Sandro mentionne que la concession a le choix de répondre à la demande elle-même, ou de demander au système de faire un suivi de façon automatisée, selon les normes dictées par la concession. Précisons qu’en contactant le client lui-même, le concessionnaire a la possibilité d’ajuster les paramètres de son offre. Il peut changer le taux, accorder un rabais au client, ajouter des options à la transaction, etc. 

 

Qui paye ? 

Il n’y a donc aucun risque ni pour le consommateur ni pour le concessionnaire.

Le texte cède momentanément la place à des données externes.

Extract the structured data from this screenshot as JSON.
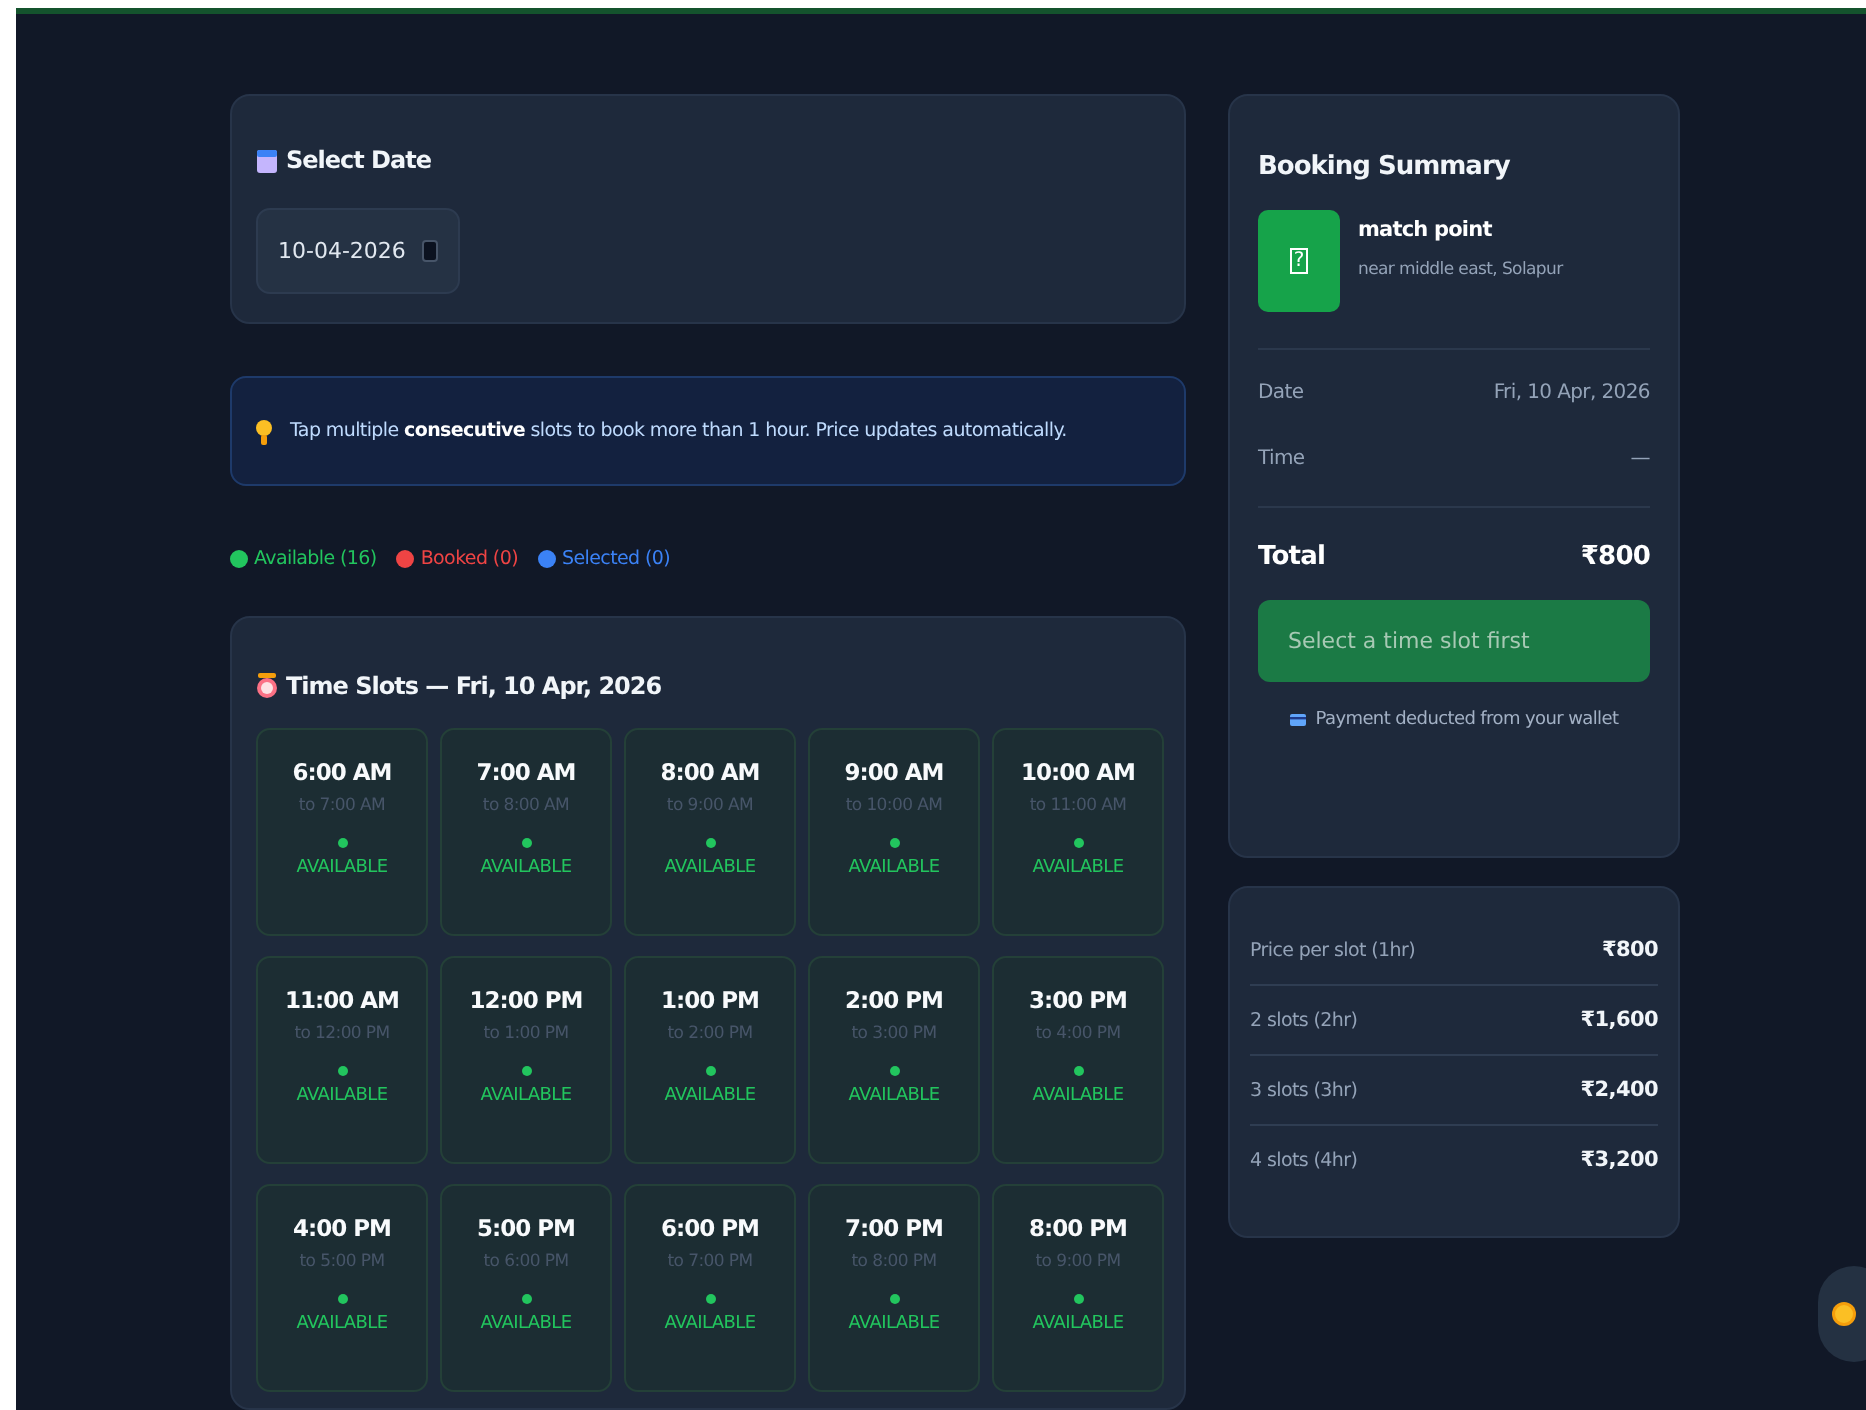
{
  "date_card": {
    "title": "Select Date",
    "date_value": "10-04-2026"
  },
  "tip": {
    "text": "Tap multiple **consecutive** slots to book more than 1 hour. Price updates automatically."
  },
  "legend": [
    {
      "label": "Available (16)",
      "color": "#22c55e"
    },
    {
      "label": "Booked (0)",
      "color": "#ef4444"
    },
    {
      "label": "Selected (0)",
      "color": "#3b82f6"
    }
  ],
  "slots_card": {
    "title": "Time Slots — Fri, 10 Apr, 2026",
    "slots": [
      {
        "time": "6:00 AM",
        "until": "to 7:00 AM",
        "kind": "available",
        "status_label": "AVAILABLE"
      },
      {
        "time": "7:00 AM",
        "until": "to 8:00 AM",
        "kind": "available",
        "status_label": "AVAILABLE"
      },
      {
        "time": "8:00 AM",
        "until": "to 9:00 AM",
        "kind": "available",
        "status_label": "AVAILABLE"
      },
      {
        "time": "9:00 AM",
        "until": "to 10:00 AM",
        "kind": "available",
        "status_label": "AVAILABLE"
      },
      {
        "time": "10:00 AM",
        "until": "to 11:00 AM",
        "kind": "available",
        "status_label": "AVAILABLE"
      },
      {
        "time": "11:00 AM",
        "until": "to 12:00 PM",
        "kind": "available",
        "status_label": "AVAILABLE"
      },
      {
        "time": "12:00 PM",
        "until": "to 1:00 PM",
        "kind": "available",
        "status_label": "AVAILABLE"
      },
      {
        "time": "1:00 PM",
        "until": "to 2:00 PM",
        "kind": "available",
        "status_label": "AVAILABLE"
      },
      {
        "time": "2:00 PM",
        "until": "to 3:00 PM",
        "kind": "available",
        "status_label": "AVAILABLE"
      },
      {
        "time": "3:00 PM",
        "until": "to 4:00 PM",
        "kind": "available",
        "status_label": "AVAILABLE"
      },
      {
        "time": "4:00 PM",
        "until": "to 5:00 PM",
        "kind": "available",
        "status_label": "AVAILABLE"
      },
      {
        "time": "5:00 PM",
        "until": "to 6:00 PM",
        "kind": "available",
        "status_label": "AVAILABLE"
      },
      {
        "time": "6:00 PM",
        "until": "to 7:00 PM",
        "kind": "available",
        "status_label": "AVAILABLE"
      },
      {
        "time": "7:00 PM",
        "until": "to 8:00 PM",
        "kind": "available",
        "status_label": "AVAILABLE"
      },
      {
        "time": "8:00 PM",
        "until": "to 9:00 PM",
        "kind": "available",
        "status_label": "AVAILABLE"
      }
    ]
  },
  "summary": {
    "title": "Booking Summary",
    "venue_glyph": "?",
    "venue_name": "match point",
    "venue_address": "near middle east, Solapur",
    "rows": [
      {
        "label": "Date",
        "value": "Fri, 10 Apr, 2026"
      },
      {
        "label": "Time",
        "value": "—"
      }
    ],
    "total_label": "Total",
    "total_value": "₹800",
    "button": {
      "label": "Select a time slot first",
      "disabled": true
    },
    "note": "Payment deducted from your wallet"
  },
  "prices": [
    {
      "label": "Price per slot (1hr)",
      "value": "₹800"
    },
    {
      "label": "2 slots (2hr)",
      "value": "₹1,600"
    },
    {
      "label": "3 slots (3hr)",
      "value": "₹2,400"
    },
    {
      "label": "4 slots (4hr)",
      "value": "₹3,200"
    }
  ]
}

Le service ne coûte pas un sou aux consommateurs et il n’y a aucuns frais d’abonnement à payer pour le concessionnaire. La concession est facturée pour le lead seulement si la vente est conclue. « Si, pour quelque raison que ce soit, la transaction n’aboutit pas, le concessionnaire n’aura aucuns frais à payer. Il n’y a donc aucun risque ni pour le consommateur ni pour le concessionnaire », conclut Sandro.  

 

 

En chiffres : 

  • 85 % des consommateurs ont besoin de financement pour se procurer des biens de grande valeur, telle une voiture. 

 

  • En 2020, 40 % des acheteurs étaient des milléniaux. En 2030, ils vont représenter 70 %. Cela va beaucoup changer la façon dont les gens magasinent leur véhicule. D’ailleurs, la situation avec la COVID nous a donné un aperçu de ce qui s’en vient, mais on n’a encore rien vu.

 

  • Environ 10 % des clients super-prime et 25 % des clients prime ne passent pas au crédit. Pour les clients ayant une cote de 739 et moins, ce sont plus de 80 % qui sont refusés. Ce n’est pas parce qu’un client a une excellente cote de crédit qu’il va être accepté par le prêteur. Le taux d’utilisation de son crédit est un des principaux facteurs qui expliquent la chose. Également, il est très difficile de servir tous les types de clients. Environ 10 % seulement des professionnels en financement savent vraiment ce qu’ils font. Et comme l’a souligné Sandro, l’attitude des prêteurs est très dynamique. Les raisons pour lesquelles ils consentent à sortir ou non de l’argent à un certain point dans le temps varient selon plusieurs facteurs, tellement, en fait, que les professionnels du financement peinent à s’y retrouver.

 

  • Aujourd’hui, environ 80 % des consommateurs commencent leurs recherches sur un site Web de tierce partie.

 

  • Selon nos statistiques, moins de 0,5 % des Canadiens aiment la façon dont le processus d’achat automobile fonctionne actuellement, ce qui démontre le potentiel qui existe à améliorer le processus.

 

Sur la photo d’entête 

En haut, Sandro Torrieri, directeur général et cofondateur de l’entreprise. En bas, Nicholas Samaha, cofondateur et vice-président des ventes chez Carbeeza.